Isso porque o art. 100, § 11º da Constituição Federal, em sua redação anterior às ECs 113 e 114, previa apenas a possibilidade de utilização de precatórios para a aquisição de imóveis públicos. Com a nova redação, o credor do precatório poderá quitar débitos parcelados ou inscritos em dívida ativa com o ente devedor, além de outras possibilidades estabelecidas no rol do dispositivo constitucional.

Portanto, atualmente, o credor de precatório – seja o originário ou por precatório adquirido de terceiro – poderá utilizá-lo na quitação de débitos parcelados ou inscritos em dívida ativa pela Fazenda Pública devedora.
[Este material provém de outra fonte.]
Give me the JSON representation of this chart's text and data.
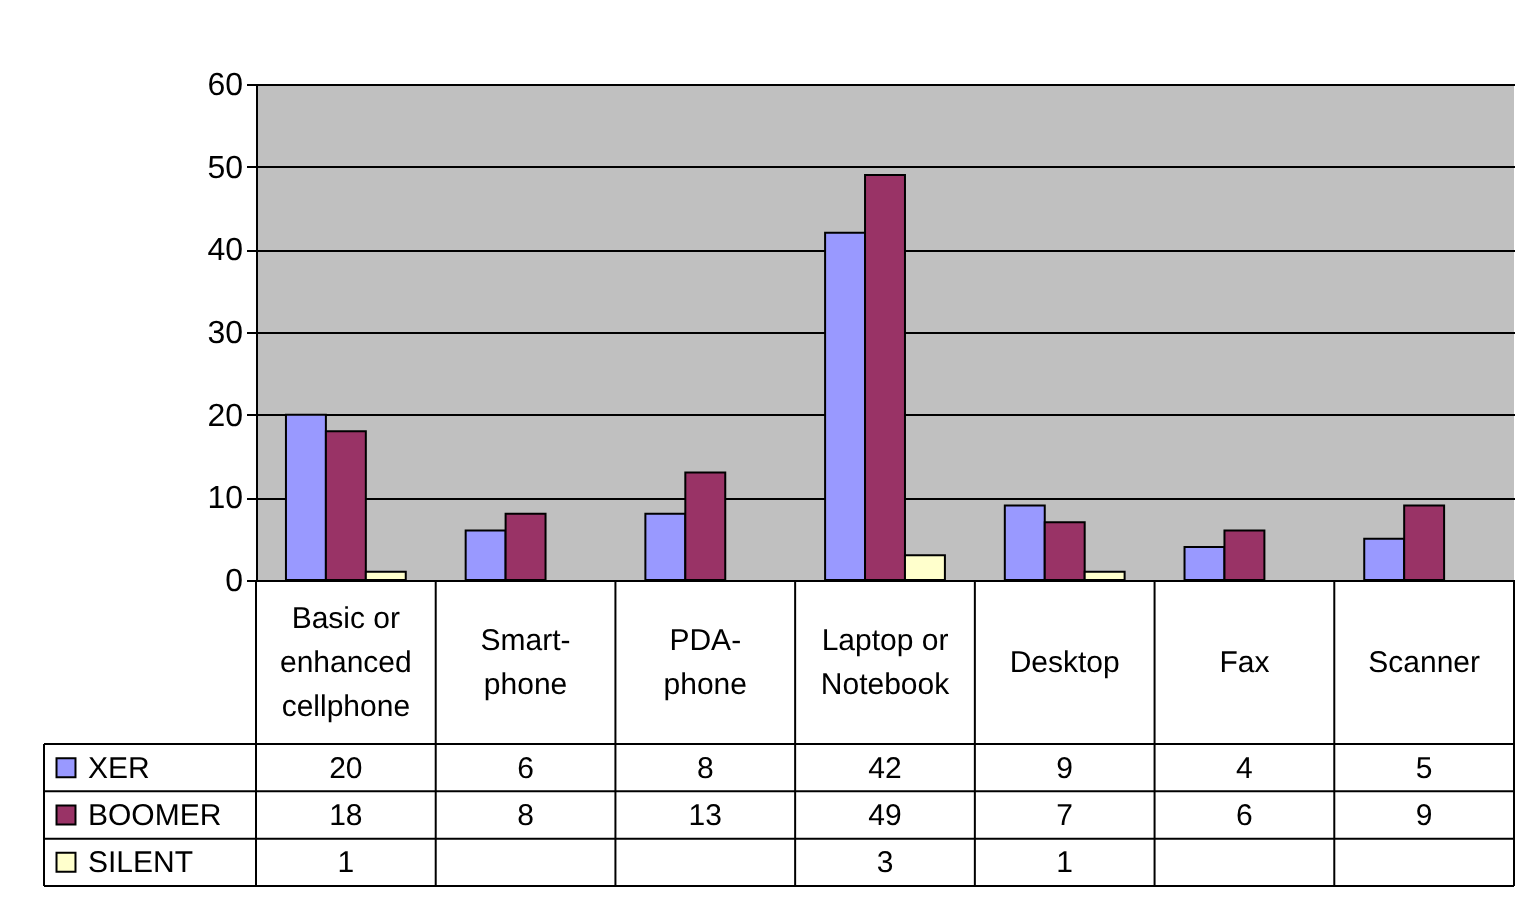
{
  "chart_data": {
    "type": "bar",
    "categories": [
      "Basic or enhanced cellphone",
      "Smart-phone",
      "PDA-phone",
      "Laptop or Notebook",
      "Desktop",
      "Fax",
      "Scanner"
    ],
    "series": [
      {
        "name": "XER",
        "color": "#9999ff",
        "values": [
          20,
          6,
          8,
          42,
          9,
          4,
          5
        ]
      },
      {
        "name": "BOOMER",
        "color": "#993366",
        "values": [
          18,
          8,
          13,
          49,
          7,
          6,
          9
        ]
      },
      {
        "name": "SILENT",
        "color": "#ffffcc",
        "values": [
          1,
          null,
          null,
          3,
          1,
          null,
          null
        ]
      }
    ],
    "ylim": [
      0,
      60
    ],
    "yticks": [
      0,
      10,
      20,
      30,
      40,
      50,
      60
    ],
    "grid": "y",
    "legend": "bottom",
    "data_labels": true
  }
}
Nesse contexto, destaca-se a redação do artigo 100, §11 da Constituição Federal, alterado pelas ECs 113 e 114:

Art. 100. Os pagamentos devidos pelas Fazendas Públicas Federal, Estaduais, Distrital e Municipais, em virtude de sentença judiciária, far-se-ão exclusivamente na ordem cronológica de apresentação dos precatórios e à conta dos créditos respectivos, proibida a designação de casos ou de pessoas nas dotações orçamentárias e nos créditos adicionais abertos para este fim. (...)
§ 11. É facultada ao credor, conforme estabelecido em lei do ente federativo devedor, com auto aplicabilidade para a União, a oferta de créditos líquidos e certos que originalmente lhe são próprios ou adquiridos de terceiros reconhecidos pelo ente federativo ou por decisão judicial transitada em julgado para: (Redação dada pela Emenda Constitucional nº 113, de 2021)
I - quitação de débitos parcelados ou débitos inscritos em dívida ativa do ente federativo devedor, inclusive em transação resolutiva de litígio, e, subsidiariamente, débitos com a administração autárquica e fundacional do mesmo ente; (Incluído pela Emenda Constitucional nº 113, de 2021)
II - compra de imóveis públicos de propriedade do mesmo ente disponibilizados para venda; (Incluído pela Emenda Constitucional nº 113, de 2021)
III - pagamento de outorga de delegações de serviços públicos e demais espécies de concessão negocial promovidas pelo mesmo ente; (Incluído pela Emenda Constitucional nº 113, de 2021)
IV - aquisição, inclusive minoritária, de participação societária, disponibilizada para venda, do respectivo ente federativo; ou (Incluído pela Emenda Constitucional nº 113, de 2021)
V - compra de direitos, disponibilizados para cessão, do respectivo ente federativo, inclusive, no caso da União, da antecipação de valores a serem recebidos a título do excedente em óleo em contratos de partilha de petróleo. (Incluído pela Emenda Constitucional nº 113, de 2021)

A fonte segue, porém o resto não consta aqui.